Son inspirateur: Victor (avec V, of course) de Laveleye qui lança le slogan sur les ondes en janvier 1941. Un demi-siècle plus tard, ce fameux «V» déploie ses ailes dans le paysage bruxellois au Jardin du Roi, avenue Louise à l'initiative de l'Union belgo-britannique. Sans doute, la statue d'Olivier Strebelle devrait-elle se trouver idéalement à l'entrée du bois de la Cambre mais ça c'est une autre histoire...

Tinou Dutry (qui avait créé avec son mari l'Office parlementaire belge dans la capitale britannique) était la secrétaire de Laveleye à l'époque. Elle nous a rappelé l'histoire du «V»...

Les autorités britanniques avaient décidé de faire des émissions pour leurs nombreux alliés en pays provisoirement occupé; elles se mirent donc à la recherche de responsables pour créer ces émissions dans les langues des pays concernés.

La réputation de Victor de Laveleye qui était arrivé en Angleterre, fin juin 40, était connue de Cécil de Sausmarez (Ndlr: un Britannique qui avait été attaché de presse à Bruxelles) qui prit donc contact avec mon mari à l'Office parlementaire belge explique Mme Dutry. Une demi-heure plus tard, le député libéral, ancien ministre de la Justice et ennemi juré de Léon Degrelle était engagé comme directeur officiel des émissions belges qu'il allait intituler «Ici Radio Belgique».

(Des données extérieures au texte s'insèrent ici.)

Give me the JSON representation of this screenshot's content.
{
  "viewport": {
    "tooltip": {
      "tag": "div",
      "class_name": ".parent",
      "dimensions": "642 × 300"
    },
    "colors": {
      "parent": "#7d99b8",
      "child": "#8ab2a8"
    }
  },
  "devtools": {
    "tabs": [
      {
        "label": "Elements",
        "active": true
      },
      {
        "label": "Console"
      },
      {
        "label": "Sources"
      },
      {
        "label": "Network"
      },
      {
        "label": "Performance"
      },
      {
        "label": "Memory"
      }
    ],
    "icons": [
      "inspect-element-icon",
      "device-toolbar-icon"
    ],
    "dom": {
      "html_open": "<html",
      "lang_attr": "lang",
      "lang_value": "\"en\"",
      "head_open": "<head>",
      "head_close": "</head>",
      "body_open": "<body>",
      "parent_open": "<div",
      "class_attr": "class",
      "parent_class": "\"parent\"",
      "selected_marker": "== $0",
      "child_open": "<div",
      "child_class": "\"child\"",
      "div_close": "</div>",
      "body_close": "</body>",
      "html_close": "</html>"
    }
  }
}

Un quart d'heure d'émission quotidien, alternativement en français et en néerlandais, allait lui être octroyé. La «première», bilingue, était passée sur antenne le 28 septembre 40. La partie flamande avait été confiée à Nand Geersens, un professeur du supérieur à Anvers et à Bruxelles qui, tout en reprenant les textes de Victor de Laveleye y ajoutait toujours une petite touche flamande. Pour les auditeurs flamands, il allait aussi devenir Jan Moetwil, contraction de moed (courage) et de wil (volonté)...

Bientôt, il devait rédiger ses propres commentaires dans le même esprit que son collègue francophone.

En septembre 40, Laveleye s'installa à l'hôtel de Vere à Ken-sington. Il me demanda de dactylographier les textes qu'il avait préparés, ce que je fis sur une machine à écrire emportée de Belgique lors de l'exode. Et sur sa recommandation, je fus engagée officiellement par la BBC comme secrétaire de l'émission aux appointements de 5,5 livres. Un pactole pour l'époque!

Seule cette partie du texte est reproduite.